Friday, May 21, 1999

Forget the market for a while

The financial markets are continually boasting about having the best information available. They are right, but this continuous improvement in their capability to disseminate information comes at the cost of too much data too quickly. This results in an increased sense of the short term and no long-term vision.

It is only this that could possibly explain why today’s financial markets would impose interest rates on a country’s foreign debt that are so high that they can only be justified by the premise that the corresponding debt is to be repaid immediately and all at once. This is the case of Venezuela, a country with relatively little external debt.

This particular problem of dis-information in an era of information has resulted in an increasing volatility of the short-term capital market. This in turn has caused financial crises in many of the emerging markets and is being closely studied by many of the world’s monetary authorities.

In an article titled The Reform of International Financial Architecture published in Madrid’s newspaper ABC, Robert Rubin, former Secretary of the Treasury of the United States, recognizes the market’s basic responsibility, declaring that he is convinced about the need for government intervention in order to insure a better-market performance.

Mr. Rubin states that it continues to be necessary to solve the shortfalls in the risk valuation that have contributed to the worsening of the recent crisis and suggests that intervention should be made in the form of better international directives (i.e., the Basel Commission) which would increase dependency on long term loans instead of short-term financing. This type of intervention seems to me to be rather timid.

As a citizen of a country that due to internal and external causes finds itself in a bit of a mess, I wish to take advantage of the appointment of Mr. Lawrence Summers as new Secretary of the Treasury to ask him be more proactive.

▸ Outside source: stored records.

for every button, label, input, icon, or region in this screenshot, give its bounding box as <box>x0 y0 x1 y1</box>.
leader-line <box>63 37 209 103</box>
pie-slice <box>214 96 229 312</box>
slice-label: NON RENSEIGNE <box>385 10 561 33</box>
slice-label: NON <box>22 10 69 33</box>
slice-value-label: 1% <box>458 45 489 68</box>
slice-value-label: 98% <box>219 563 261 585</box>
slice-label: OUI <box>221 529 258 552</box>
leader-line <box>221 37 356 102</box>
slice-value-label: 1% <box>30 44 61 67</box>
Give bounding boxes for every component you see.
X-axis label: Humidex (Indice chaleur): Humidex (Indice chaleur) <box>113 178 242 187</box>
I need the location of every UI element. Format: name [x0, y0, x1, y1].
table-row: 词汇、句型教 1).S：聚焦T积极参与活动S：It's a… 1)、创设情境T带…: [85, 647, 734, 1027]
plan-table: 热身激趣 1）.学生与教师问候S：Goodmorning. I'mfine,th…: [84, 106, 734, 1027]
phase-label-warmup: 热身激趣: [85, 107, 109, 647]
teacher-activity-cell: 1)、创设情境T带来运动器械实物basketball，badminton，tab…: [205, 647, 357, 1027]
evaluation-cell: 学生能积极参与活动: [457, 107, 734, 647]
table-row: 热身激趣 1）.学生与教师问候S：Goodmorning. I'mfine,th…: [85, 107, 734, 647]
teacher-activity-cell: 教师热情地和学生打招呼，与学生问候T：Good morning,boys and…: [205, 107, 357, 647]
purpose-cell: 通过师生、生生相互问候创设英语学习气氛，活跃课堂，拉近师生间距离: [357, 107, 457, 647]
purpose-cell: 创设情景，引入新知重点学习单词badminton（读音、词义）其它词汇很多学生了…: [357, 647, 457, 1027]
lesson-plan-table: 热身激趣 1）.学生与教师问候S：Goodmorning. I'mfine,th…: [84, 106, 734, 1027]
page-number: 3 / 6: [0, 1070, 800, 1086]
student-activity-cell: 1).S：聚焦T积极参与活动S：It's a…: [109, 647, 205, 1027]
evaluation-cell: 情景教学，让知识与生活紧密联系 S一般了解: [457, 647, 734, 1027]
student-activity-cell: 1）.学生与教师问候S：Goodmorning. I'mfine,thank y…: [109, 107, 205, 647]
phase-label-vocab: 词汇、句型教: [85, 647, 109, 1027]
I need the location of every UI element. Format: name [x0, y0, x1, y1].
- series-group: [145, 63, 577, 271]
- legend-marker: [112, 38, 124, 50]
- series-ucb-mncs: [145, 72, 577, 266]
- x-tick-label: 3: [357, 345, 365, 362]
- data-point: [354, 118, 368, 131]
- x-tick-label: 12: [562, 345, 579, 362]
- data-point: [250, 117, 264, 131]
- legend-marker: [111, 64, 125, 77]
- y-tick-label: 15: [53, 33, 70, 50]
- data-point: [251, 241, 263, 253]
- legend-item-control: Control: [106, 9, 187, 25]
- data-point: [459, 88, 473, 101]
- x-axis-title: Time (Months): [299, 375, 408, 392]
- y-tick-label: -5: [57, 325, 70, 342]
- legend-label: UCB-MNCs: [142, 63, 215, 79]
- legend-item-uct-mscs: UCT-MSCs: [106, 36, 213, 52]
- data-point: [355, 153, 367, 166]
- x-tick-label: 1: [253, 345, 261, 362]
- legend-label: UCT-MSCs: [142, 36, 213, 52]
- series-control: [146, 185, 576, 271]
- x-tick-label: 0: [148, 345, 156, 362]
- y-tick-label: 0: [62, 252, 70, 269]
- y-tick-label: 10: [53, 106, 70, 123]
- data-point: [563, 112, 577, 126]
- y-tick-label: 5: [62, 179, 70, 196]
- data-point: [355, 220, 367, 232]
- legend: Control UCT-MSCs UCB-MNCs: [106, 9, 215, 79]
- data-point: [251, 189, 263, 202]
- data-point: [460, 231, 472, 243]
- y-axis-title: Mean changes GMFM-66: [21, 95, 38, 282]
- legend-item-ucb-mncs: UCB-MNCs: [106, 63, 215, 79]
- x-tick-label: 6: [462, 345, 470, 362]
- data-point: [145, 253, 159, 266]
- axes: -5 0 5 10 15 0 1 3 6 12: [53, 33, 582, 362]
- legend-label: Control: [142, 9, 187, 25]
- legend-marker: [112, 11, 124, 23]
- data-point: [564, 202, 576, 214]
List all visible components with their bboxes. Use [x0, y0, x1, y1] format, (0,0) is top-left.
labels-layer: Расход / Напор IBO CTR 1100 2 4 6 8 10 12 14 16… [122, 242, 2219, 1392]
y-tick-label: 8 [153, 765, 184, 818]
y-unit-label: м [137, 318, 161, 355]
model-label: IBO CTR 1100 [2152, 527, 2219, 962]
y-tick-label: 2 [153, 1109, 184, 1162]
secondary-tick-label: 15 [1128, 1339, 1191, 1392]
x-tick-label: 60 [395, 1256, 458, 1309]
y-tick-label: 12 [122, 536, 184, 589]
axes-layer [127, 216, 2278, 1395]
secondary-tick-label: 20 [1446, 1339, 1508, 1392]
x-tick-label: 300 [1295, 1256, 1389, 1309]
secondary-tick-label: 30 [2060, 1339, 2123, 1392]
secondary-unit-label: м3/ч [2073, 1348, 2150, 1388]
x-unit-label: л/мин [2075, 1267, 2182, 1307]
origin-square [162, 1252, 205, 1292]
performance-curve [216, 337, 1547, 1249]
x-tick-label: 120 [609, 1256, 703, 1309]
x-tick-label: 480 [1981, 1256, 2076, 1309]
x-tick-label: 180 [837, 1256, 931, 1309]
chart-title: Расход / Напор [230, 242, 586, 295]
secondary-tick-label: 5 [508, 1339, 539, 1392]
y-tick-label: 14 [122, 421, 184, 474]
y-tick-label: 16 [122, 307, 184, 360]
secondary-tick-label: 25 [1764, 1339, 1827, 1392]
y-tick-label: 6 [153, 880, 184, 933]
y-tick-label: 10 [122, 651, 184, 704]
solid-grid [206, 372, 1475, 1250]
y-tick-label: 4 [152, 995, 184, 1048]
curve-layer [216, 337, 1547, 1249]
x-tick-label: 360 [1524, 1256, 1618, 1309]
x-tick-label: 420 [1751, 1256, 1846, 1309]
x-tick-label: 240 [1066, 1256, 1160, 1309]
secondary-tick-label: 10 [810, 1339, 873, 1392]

For example, we would advance in leaps and bounds towards Mr. Rubin’s objectives should the United States guarantee the underwriting of a Venezuelan debt issue for US$ 25 billion with 30 year maturities with which Venezuela would repay all current debt that carries shorter maturities, which would make Venezuela one of the most solvent debtors in the world, which would make its debt instruments among the most attractive in international markets, which would insure that these could be placed at reasonable rates, which would allow the United States to free itself of any and all obligations thus obtained in a matter of minutes or hours.

Impossible, you say? Today, a firm that sells books, with no major asset base, and without immediate prospects of turning a profit is valued by the capital markets at US$ 30 billion, based primarily on its presence on the glamorous Internet. I simply cannot believe that the United States and Venezuela together cannot jointly put together an operation and negotiate the appropriate guarantees so that all parties come out smelling like roses.

I think that the majority of the authorities, government officials, professionals and individuals like Rubin, Summers and, modestly, myself, respect the free-market forces and system but also believe that it is sometimes necessary to promote government intervention. Where we may differ is in how this intervention should be enacted and how these two agents, market and government, should interact.

For example, over the last decades, the perception has been that a country like Venezuela should be very attuned to the requirements of a sophisticated financial international market. Attaining this markets approval would theoretically ensure that this country is on the right road to development and prosperity.

I believe this has been exaggerated. A country like Venezuela, which banks basically on one exportable product, has certain internal advantages and strategic strengths. There is no reason why this country should bow to market forces. It has the right, and even the duty, to develop other options to ensure development that don’t necessarily include the markets.

Perhaps our problem today is not Venezuela’s external debt per se, perhaps our problem is the market. Faced with this reality, let us go out and negotiate options, government to government. This does not have to include subsidies or hand-outs. These options can very well be developed in an economically more reasonable atmosphere than that present in today’s market.